Thank you for being our gentle giant
By Antoinette Connell | Tue, November 06, 2012 - 12:01 AM
The man in the driver’s seat had a huge hand on the steering wheel. The index finger of the other hand rested on his temple while the other fingers were on his mouth and he stared ahead.
“Where to, Miss Connell?” he asked, as I slid into the front seat. I gave an address, but was unsure of the exact location and told him so.
“I think I know where you talking ’bout,” he responded as he clicked his seat into the upright position before starting the vehicle on another journey.
Last week we at THE NATION said a sorrowful goodbye to that driver, our colleague Jeffrey Rock.
Depending on the nature of the assignment, you were glad “Rocky” was at the wheel. Any time any one of us was dispatched to unfriendly territory the cry went up, “Mr Rock around?”
That is not to take anything away from the other drivers. But when we arrived in a hostile environment and Rock slowly emerged from the vehicle with that six-foot, broad frame, bullies trembled. They could not have known that this was our gentle giant “Rocky” or “Big Rock”.
On the road, Rock kept an eye out in case a vital piece of information was missed and he guided the photographer towards a newsworthy picture.
He would check to make sure everything was okay, and implicit in that query was the offer of a listening ear.
In the vehicle we would natter on about our lives, have a good laugh, cry sometimes, all the while believing that all would be well because of the comforting presence of Rock at the wheel.
He shared in the birth of our children, discreetly collecting or dropping them off when the pressures of the long hours at work took over. Rock once rescued a colleague’s grandmother who had fallen at home.

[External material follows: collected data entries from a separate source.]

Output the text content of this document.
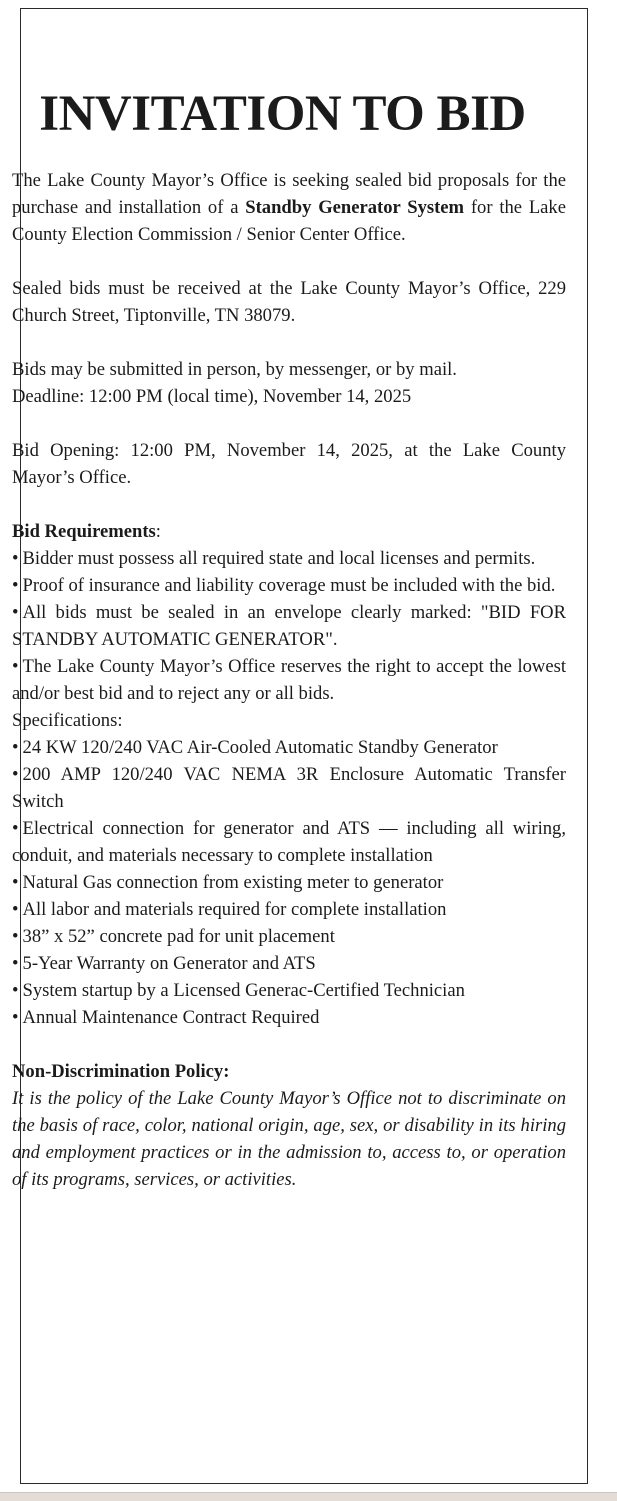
INVITATION TO BID

The Lake County Mayor’s Office is seeking sealed bid proposals for the purchase and installation of a Standby Generator System for the Lake County Election Commission / Senior Center Office.

Sealed bids must be received at the Lake County Mayor’s Office, 229 Church Street, Tiptonville, TN 38079.

Bids may be submitted in person, by messenger, or by mail.

Deadline: 12:00 PM (local time), November 14, 2025

Bid Opening: 12:00 PM, November 14, 2025, at the Lake County Mayor’s Office.

Bid Requirements:

• Bidder must possess all required state and local licenses and permits.

• Proof of insurance and liability coverage must be included with the bid.

• All bids must be sealed in an envelope clearly marked: "BID FOR STANDBY AUTOMATIC GENERATOR".

• The Lake County Mayor’s Office reserves the right to accept the lowest and/or best bid and to reject any or all bids.

Specifications:

• 24 KW 120/240 VAC Air-Cooled Automatic Standby Generator

• 200 AMP 120/240 VAC NEMA 3R Enclosure Automatic Transfer Switch

• Electrical connection for generator and ATS — including all wiring, conduit, and materials necessary to complete installation

• Natural Gas connection from existing meter to generator

• All labor and materials required for complete installation

• 38” x 52” concrete pad for unit placement

• 5-Year Warranty on Generator and ATS

• System startup by a Licensed Generac-Certified Technician

• Annual Maintenance Contract Required

Non-Discrimination Policy:

It is the policy of the Lake County Mayor’s Office not to discriminate on the basis of race, color, national origin, age, sex, or disability in its hiring and employment practices or in the admission to, access to, or operation of its programs, services, or activities.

Everyone knew Rock to be a Christian, not because he flaunted it in any offensive way but because he kept striving to live a good life. If, according to Galatians, joy, peace, forbearance, kindness, goodness, faithfulness, gentleness and self-control are the fruit of the Spirit, then Rock is as close to the grove as you can humanly get. He was by no means perfect but I saw in him the effort to do good.
He kept the confidence of those who dropped their guard while travelling with him and he almost surely ended by letting them know he was praying for them. Praying was his passion. We all feel a little bit more exposed now because of that absence.
What I can claim of Rocky is the Christian connection as there was great rejoicing on his part the day I told him I had become a Christian. Over time our conversations deepened.
The humble man that he was, Rock could not have known he was fulfilling more than his chauffeur duties some days. However, we recognized that he had elevated his profession by his approach to life.
For this I say thank you, Rocky. I also say thanks on behalf of the countless others who do not have a platform such as this to trumpet his good deeds.
To the two other veteran drivers with the Editorial Department, David Brathwaite and Andy Griffith, who helped to shape and grow others, thank you. Thanks to David for his constant smile even in trying times. Thanks to the talented Andy for ensuring a safe trip always.